Gimbal Ronin-S od DJI to klasa sama w sobie. Teraz, jedno z najważniejszych akcesoriów fotografa zyskało bardziej kompaktową odmianę. I co chyba najważniejsze – znacznie, znacznie lżejszą.
Jednoręczny, trzyosiowy gimbal Ronin-S Compact (lub też Ronin-SC), waży tylko 1,1 kg. Jest więc aż o 41% lżejszy od standardowego modelu Ronin-S wydanego pod koniec 2018 roku. By osiągnąć taki efekt, producent zastosował połączenie aluminium, magnezu, stali i kompozytowego tworzywa sztucznego. Jak wyjaśnił menedżer produktowy DJI,
„W Ronin-SC wykorzystano technologię modelu Ronin-S i umieszczoną ją w lżejszej i mniejszej obudowie. Teraz użytkownicy mogą sparować swoje bezlusterkowce z gimbalem, który jest łatwiejszy w transporcie, konfiguracji, użyciu, a mimo to nadal wyposażonym w topowe funkcje i technologię.”

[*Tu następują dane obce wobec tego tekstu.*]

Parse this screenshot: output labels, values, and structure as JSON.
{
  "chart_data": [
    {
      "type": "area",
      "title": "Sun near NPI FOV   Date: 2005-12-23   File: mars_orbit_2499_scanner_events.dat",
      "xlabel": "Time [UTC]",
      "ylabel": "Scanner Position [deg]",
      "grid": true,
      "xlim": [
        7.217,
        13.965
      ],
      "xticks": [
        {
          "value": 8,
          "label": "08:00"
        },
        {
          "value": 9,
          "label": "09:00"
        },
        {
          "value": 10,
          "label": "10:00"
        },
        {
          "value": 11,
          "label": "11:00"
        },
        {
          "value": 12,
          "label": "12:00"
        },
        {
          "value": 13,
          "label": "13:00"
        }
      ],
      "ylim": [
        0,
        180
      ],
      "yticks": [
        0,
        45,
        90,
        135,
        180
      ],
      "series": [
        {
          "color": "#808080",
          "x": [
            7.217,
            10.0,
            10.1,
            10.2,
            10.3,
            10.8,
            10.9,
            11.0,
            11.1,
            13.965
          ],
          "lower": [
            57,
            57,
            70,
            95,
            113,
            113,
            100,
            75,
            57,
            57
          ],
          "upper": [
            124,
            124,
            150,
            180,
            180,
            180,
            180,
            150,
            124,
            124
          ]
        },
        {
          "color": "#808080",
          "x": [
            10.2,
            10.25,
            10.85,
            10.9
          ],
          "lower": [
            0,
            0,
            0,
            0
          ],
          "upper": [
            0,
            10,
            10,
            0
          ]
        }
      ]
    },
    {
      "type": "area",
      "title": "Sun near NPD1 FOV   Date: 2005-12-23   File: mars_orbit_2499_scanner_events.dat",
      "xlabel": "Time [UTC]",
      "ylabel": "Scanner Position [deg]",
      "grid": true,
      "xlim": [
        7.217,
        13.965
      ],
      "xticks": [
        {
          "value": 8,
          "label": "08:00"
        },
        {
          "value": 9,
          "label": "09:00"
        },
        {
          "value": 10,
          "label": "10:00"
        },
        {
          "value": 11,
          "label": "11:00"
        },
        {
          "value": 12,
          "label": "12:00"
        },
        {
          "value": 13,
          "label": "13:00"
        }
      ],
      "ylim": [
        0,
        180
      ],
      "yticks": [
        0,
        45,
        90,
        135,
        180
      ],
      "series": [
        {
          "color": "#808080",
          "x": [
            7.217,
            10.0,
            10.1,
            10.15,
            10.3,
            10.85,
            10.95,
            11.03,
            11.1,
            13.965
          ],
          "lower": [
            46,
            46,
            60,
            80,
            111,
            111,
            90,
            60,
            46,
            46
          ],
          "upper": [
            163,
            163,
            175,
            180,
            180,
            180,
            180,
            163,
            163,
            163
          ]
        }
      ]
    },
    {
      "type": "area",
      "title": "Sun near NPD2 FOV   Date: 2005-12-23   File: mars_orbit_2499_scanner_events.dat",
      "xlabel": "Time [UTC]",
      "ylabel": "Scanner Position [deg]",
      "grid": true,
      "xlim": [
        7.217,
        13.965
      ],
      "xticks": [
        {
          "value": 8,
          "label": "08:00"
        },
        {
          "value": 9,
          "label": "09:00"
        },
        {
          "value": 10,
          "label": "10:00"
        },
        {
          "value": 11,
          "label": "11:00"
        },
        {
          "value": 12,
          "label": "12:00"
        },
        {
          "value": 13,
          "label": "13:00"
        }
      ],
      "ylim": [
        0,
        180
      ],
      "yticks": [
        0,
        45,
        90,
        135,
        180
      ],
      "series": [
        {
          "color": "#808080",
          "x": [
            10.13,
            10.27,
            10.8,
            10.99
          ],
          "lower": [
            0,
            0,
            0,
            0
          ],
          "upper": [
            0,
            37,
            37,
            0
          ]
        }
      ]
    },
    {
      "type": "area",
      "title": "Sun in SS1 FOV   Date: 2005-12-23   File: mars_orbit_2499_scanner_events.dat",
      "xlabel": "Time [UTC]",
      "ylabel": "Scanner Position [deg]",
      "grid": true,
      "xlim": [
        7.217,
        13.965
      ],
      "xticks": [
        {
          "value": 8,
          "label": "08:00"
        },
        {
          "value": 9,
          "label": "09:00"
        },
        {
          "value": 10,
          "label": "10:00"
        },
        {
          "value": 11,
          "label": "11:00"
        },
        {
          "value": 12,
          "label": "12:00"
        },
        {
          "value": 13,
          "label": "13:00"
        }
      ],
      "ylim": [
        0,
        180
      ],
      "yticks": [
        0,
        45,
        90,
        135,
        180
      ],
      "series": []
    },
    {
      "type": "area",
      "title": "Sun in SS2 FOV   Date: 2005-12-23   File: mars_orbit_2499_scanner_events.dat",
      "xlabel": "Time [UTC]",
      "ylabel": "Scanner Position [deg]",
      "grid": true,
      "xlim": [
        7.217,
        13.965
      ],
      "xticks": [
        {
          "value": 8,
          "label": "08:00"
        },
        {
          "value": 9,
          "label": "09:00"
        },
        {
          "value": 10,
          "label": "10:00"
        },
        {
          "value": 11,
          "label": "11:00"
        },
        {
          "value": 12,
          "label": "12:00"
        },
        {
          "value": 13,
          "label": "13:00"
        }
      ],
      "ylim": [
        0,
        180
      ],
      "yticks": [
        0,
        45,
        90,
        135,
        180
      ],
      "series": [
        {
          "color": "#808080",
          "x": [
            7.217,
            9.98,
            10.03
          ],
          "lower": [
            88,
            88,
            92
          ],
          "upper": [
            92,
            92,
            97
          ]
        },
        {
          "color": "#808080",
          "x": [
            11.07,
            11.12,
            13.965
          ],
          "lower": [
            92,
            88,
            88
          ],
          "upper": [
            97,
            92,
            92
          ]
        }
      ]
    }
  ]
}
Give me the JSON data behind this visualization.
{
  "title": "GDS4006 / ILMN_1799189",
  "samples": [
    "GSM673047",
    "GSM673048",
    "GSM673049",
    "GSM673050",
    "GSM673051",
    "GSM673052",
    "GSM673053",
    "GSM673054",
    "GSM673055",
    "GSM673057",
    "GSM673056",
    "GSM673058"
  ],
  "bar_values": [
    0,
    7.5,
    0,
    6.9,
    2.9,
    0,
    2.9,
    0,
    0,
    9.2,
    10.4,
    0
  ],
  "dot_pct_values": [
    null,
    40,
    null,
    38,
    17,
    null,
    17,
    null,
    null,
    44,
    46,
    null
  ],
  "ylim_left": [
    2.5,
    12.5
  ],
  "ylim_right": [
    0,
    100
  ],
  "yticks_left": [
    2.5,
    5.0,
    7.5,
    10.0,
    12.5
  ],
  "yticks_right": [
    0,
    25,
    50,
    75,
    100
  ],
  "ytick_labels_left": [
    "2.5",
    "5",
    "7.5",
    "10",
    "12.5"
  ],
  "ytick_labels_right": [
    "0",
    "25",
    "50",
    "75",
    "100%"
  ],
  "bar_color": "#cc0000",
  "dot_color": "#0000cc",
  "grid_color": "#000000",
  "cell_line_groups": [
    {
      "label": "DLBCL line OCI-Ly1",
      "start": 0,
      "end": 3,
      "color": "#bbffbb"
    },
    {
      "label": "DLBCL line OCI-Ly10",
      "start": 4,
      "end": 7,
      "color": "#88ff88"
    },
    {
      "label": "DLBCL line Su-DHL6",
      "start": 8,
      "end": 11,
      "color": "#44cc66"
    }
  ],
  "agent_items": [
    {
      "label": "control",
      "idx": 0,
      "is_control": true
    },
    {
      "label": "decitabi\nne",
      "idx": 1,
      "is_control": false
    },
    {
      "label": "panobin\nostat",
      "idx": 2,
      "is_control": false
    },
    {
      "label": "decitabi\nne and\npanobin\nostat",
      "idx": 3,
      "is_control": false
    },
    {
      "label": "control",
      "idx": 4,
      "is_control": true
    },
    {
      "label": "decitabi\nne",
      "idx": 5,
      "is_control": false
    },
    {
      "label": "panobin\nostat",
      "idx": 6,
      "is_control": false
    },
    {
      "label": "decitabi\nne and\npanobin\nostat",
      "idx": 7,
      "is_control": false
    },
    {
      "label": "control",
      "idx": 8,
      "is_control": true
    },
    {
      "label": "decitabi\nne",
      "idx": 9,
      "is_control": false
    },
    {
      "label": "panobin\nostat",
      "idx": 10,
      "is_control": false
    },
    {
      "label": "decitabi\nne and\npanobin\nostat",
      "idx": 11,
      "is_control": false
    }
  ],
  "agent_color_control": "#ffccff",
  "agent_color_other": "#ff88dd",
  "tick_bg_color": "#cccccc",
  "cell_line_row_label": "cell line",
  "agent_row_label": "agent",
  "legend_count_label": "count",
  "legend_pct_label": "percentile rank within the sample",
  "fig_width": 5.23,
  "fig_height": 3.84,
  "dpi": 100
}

Lżejsza konstrukcja ma oczywiście pewne ograniczenia. Ronin-S mógł nosić aparaty o wadze do 3,6 kg i charakteryzował się baterią wytrzymującą 12 godzin obciążenia. Ronin-SC zaś wytrzyma do 11 godzin, i zamontujemy w nim kamerę o wadze nieprzekraczającej 2 kg. Niezaprzeczalnym „bonusem” w tym modelu jest jednak lepsza zdolność wyważania i nowy system blokady pozycji. Oprócz tego ma dwa tryby działania w aplikacji Ronin, których nie znajdziemy u jego cięższego rodzeństwa:
- Force Mobile (specjalnie wspierający urządzenia z iOS w celu uzyskania najbardziej filmowego wrażenia)
- Active Track 3.0 (pozwalający wybrać obiekt, na którym ma skupiać się aparat)
Inne tryby to znane już: Virtual joystick, TimeLapse, MotionLapse, Motion Control i Panorama.
Gimbal dostępny jest na stronie producenta w cenie 439 dolarów lub 539 dolarów w pakiecie Pro – z dodatkowymi akcesoriami. To dużo, fakt, ale za kompletne narzędzie, ważące do tego tak niewiele, profesjonaliści są w stanie wydać znacznie większe pieniądze.